# Determining Ideal Locations for New Restaurants in Detroit Metropolitan Area
## Author: Neil Gurram

## Introduction

The city of Detroit, Michigan is seemingly trying to get back on the upswing and improve as a city. With this realization, restaurant companies, especially those which wouldn't be considered common such as cuisines from foreign countries, could very well be looking to find a place in Detroit Metropolitan Area (DMA) to take advantage of the high population and bolster their revenues. An increase in the number of restaurants in the DMA could not only allow for variety of restaurants that Detroiters can go to but also could help with increasing employment to provide more jobs in the DMA for those who may be unemployed. With this growth in the restaurant industry, this could supplement the growth of other industries in the DMA, such as tourism, as those go hand in hand.

## Business Problem

The goal of this project is to find locations in DMA that would be suitable to start a restaurant in to help not only bolster the restaurant industry and improve Detroit, but also to provide restaurants the chances to improve their revenue. 

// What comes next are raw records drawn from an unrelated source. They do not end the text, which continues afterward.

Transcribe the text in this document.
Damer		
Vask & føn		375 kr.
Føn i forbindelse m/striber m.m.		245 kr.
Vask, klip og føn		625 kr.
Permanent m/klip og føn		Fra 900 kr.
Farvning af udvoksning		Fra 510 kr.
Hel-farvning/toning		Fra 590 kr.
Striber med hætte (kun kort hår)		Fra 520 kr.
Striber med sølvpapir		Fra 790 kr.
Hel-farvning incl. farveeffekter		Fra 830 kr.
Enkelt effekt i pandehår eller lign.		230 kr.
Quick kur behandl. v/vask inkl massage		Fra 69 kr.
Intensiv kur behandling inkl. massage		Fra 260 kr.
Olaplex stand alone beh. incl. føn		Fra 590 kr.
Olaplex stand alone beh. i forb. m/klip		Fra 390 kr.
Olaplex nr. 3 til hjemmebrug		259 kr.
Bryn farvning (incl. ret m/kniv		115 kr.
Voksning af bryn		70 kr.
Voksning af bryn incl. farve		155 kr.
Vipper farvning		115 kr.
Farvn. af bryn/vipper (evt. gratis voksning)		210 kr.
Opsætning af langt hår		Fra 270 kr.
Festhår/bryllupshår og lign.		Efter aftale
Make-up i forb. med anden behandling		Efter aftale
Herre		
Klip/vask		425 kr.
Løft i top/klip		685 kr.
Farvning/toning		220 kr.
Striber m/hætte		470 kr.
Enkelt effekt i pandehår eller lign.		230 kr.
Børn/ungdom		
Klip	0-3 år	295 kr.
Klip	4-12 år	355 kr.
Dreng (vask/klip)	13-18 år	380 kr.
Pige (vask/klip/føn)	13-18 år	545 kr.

The target audience for this project will be not only people who are interested in opening up restaurants in DMA but also those who would be interested in opening up other types of businesses because similar analyses could be used for other businesses.

## Data

The relevant pieces of data needed for our project are 1) list of cities and towns in DMA, 2) longitudinal and latitudinal data for cities and towns in DMA, and 3) data for venues associated with DMA.

### Cities and Towns in DMA

For the purpose of this project, I will limit the DMA to cities in Macomb, Oakland, and Wayne Counties. I had to web scrape data from websites pertaining to cities in [Macomb](https://geographic.org/streetview/usa/mi/macomb/index.html), [Oakland](https://geographic.org/streetview/usa/mi/oakland/index.html), and [Wayne](https://geographic.org/streetview/usa/mi/wayne/index.html) Counties. The information on the three websites were consistent in that all were under an unordered list (ul) tag, so I could create code that would extract the cities from each of the three counties. The modules used in this task were requests and BeautifulSoup.

### Longitudes and Latitudes for Cities and Towns in DMA

I will be using the geopy module to get the longitudes and latitudes for cities and towns in DMA. I will then display the results into a Dataframe containing city, county, latitude, and longitude.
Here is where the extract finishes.